Esta travesía de playas y selva nos atrajo desde el principio por algo elemental, pero importante: no teníamos ninguna referencia de la ruta.  Partíamos solo sabiendo que la selva chocoana tiene su propio embrujo  y es ampliamente reconocida por su altísima biodiversidad y su maravilloso paisaje.  Solo el mapa nos hablaba de un posible camino bordeando el mar y que quizá demandaría algo de esfuerz0 y mucho instinto.  De esta manera, a la antigua  y a través de las amigas de la fundación Mano Cambiada ingresamos al Pacífico chocoano con el corazón bien abierto para la aventura.   Laura Luse y yo, íbamos embarcados en un vuelo de Satena hasta Quibdó y luego en un avión mas pequeño hasta Nuquí.  La primera gran impresión son las extensas playas que aumentan sus dimensiones en la marea baja…  al acercarnos un poco no podíamos creer que dos caballos parecían emerger del mar  y a la mejor manera de Pegaso volaban entre las olas, luego corretearon raudos por la arena. La gracia y la belleza de esta escena fué como un canto de libertad que nos sobrecogío y corrimos tras ellos buscando la mejor fotografía.  Así empezabamos una travesía que nos trajo muchas imagenes inolvidables. Nuestro plan era tardar 8 dias en recorrer cerca de 60 Km. La ruta comienza en Nuquí , cruzamos un primer río en una pequeña canoa que nos llevaría hasta la llamada Playa Olimpica. En el primer hostal de la zona tuvimos una bienvenida con trozos de una piña muy dulce y pacífica.

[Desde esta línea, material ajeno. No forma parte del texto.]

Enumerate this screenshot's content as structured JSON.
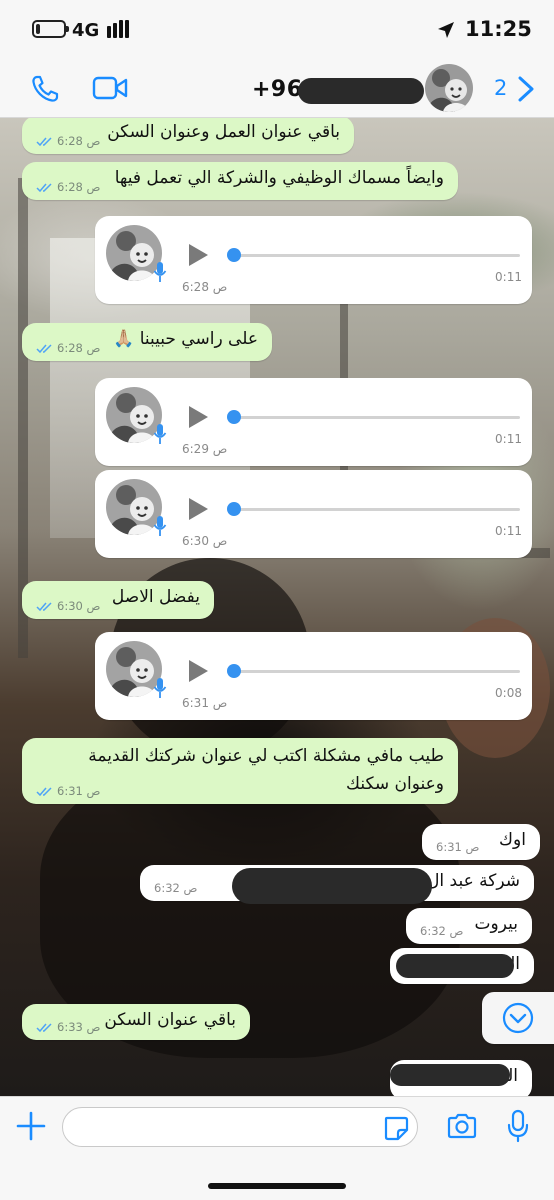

El viaje de 6 días en promedio transcurre en su gran mayoría por playas rectas y muy largas.  Las puestas de sol nos sorprenden siempre mientras buscamos sitio para nuestra carpa.  De pueblo en pueblo y de playa en playa ibamos vagabundos visitando las comunidades y sobretodo a  las matronas locales que nos deleitaron con sus excelentes platos de pescado y mucha hospitalidad. La sucesión de ríos en la ruta nos empujaba  buscar caminos selva adentro o en medio de la marea para atravesar zonas de manglar y áreas inundadas.  En algunos casos fue necesario tener mucha  paciencia porque encontrábamos ríos demasiado anchos para pasar con morral.  Después de algunas horas providencialmente aparecía un lugareño con una pequeña canoa. El mejor día fué la ruta entre Panguí y Coqui. Frente a nosotros habia un gran acantilado infranqueable. Esta gran cumbre al borde del mar nos obligo a ingresar a la selva siguiendo un camino antiguo y poco claro que tras 3 horas nos condujo de nuevo a las playas. En la ruta encontramos ranas venenosas de colores fantásticos,  troncos repletos de hongos y una variedad impresionante de insectos junto a arboles de dimensiones magnificas. En esta explosión de vida queda marcada el alma y también un poco la piel, por las picaduras de los insistentes tabanos. De playas mas salvajes fuimos llegando al sector “turístico” con alojamientos cómodos y planes más civilizados. Por aquí realmente pasamos derecho. En el pacífico aún se vive la tranquilidad y la lejanía, que en conjunto con la naturaleza salvaje convierte este destino en uno de los paisajes privilegiados del turismo de naturaleza en Colombia.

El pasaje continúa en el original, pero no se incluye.